Open bpnx opened 7 years ago
FYI: I have a bigger PR coming on this (probably next week)
Hello, sed is used because that tr command generates blank lines in case of repeated spaces, and normally it's not good; in a single command sed substitutes spaces and tabs, repeated and mixed a gives a clean ouput. Since basic regular expressions are covered on episode 02 and sed is used in this episode, I think that it's useful for people to see that example of sed usage. I don't think it's intimidating, no more than: grep -Eo '\d{4}-\d{4}' 2014-01_JA.tsv (taken fron episode 02)
OK, I suppose this makes sense. I can merge if other people agree. @drjwbaker ?

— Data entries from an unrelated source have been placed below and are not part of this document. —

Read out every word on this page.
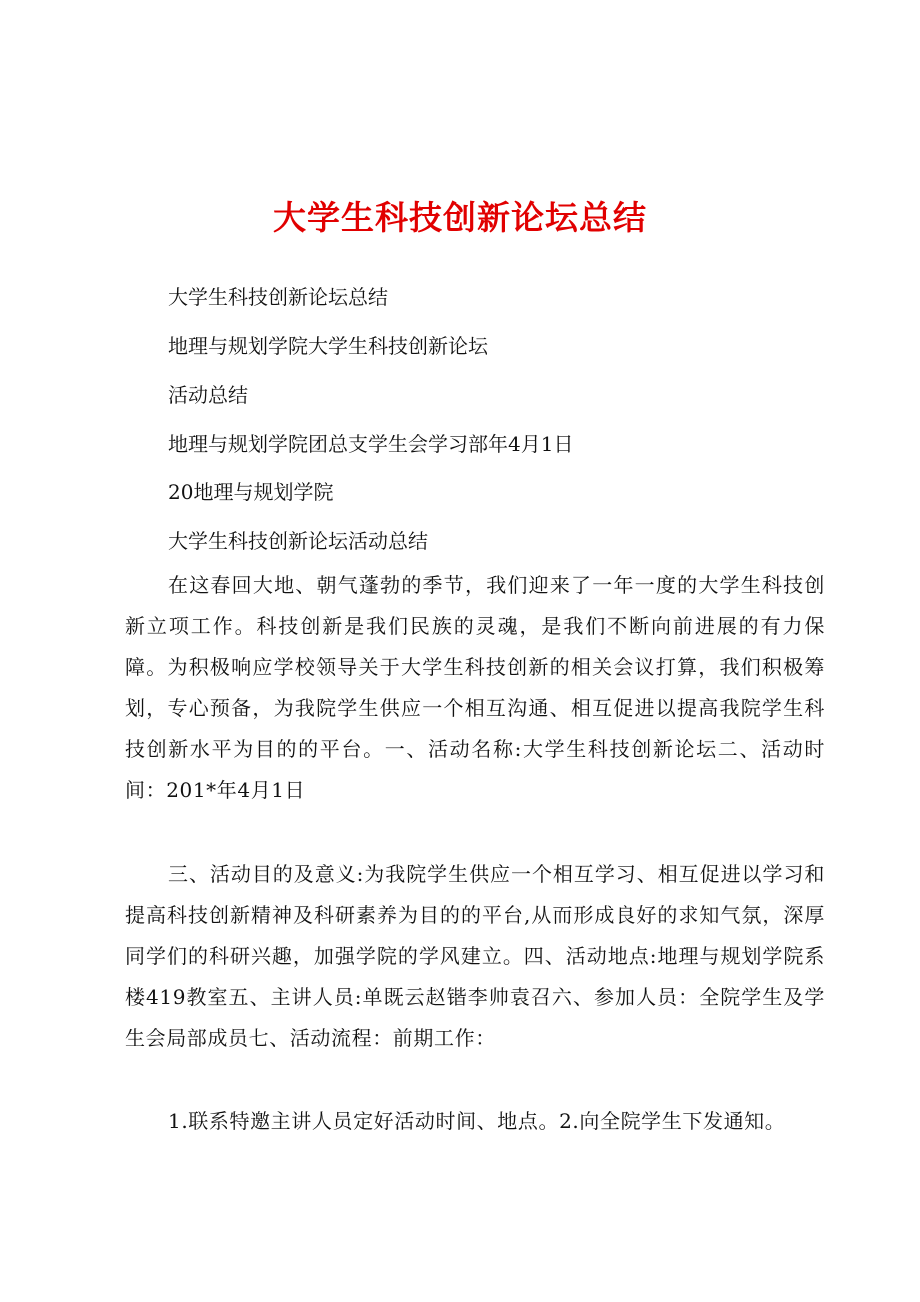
大学生科技创新论坛总结
大学生科技创新论坛总结
地理与规划学院大学生科技创新论坛
活动总结
地理与规划学院团总支学生会学习部年4月1日
20地理与规划学院
大学生科技创新论坛活动总结
在这春回大地、朝气蓬勃的季节，我们迎来了一年一度的大学生科技创新立项工作。科技创新是我们民族的灵魂，是我们不断向前进展的有力保障。为积极响应学校领导关于大学生科技创新的相关会议打算，我们积极筹划，专心预备，为我院学生供应一个相互沟通、相互促进以提高我院学生科技创新水平为目的的平台。一、活动名称:大学生科技创新论坛二、活动时间：201*年4月1日
三、活动目的及意义:为我院学生供应一个相互学习、相互促进以学习和提高科技创新精神及科研素养为目的的平台,从而形成良好的求知气氛，深厚同学们的科研兴趣，加强学院的学风建立。四、活动地点:地理与规划学院系楼419教室五、主讲人员:单既云赵锴李帅袁召六、参加人员：全院学生及学生会局部成员七、活动流程：前期工作：
1.联系特邀主讲人员定好活动时间、地点。2.向全院学生下发通知。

Agreed. Looks a great change.
The command looks intimidating, but agree that it's not worse than other stuff in this episode. It's also more realistic, and perhaps it's good to stress regexps rather than introducing yet another command (tr
, which I at least never use in practice myself). So +1
Perhaps change "repeated space" to "repeated whitespace"?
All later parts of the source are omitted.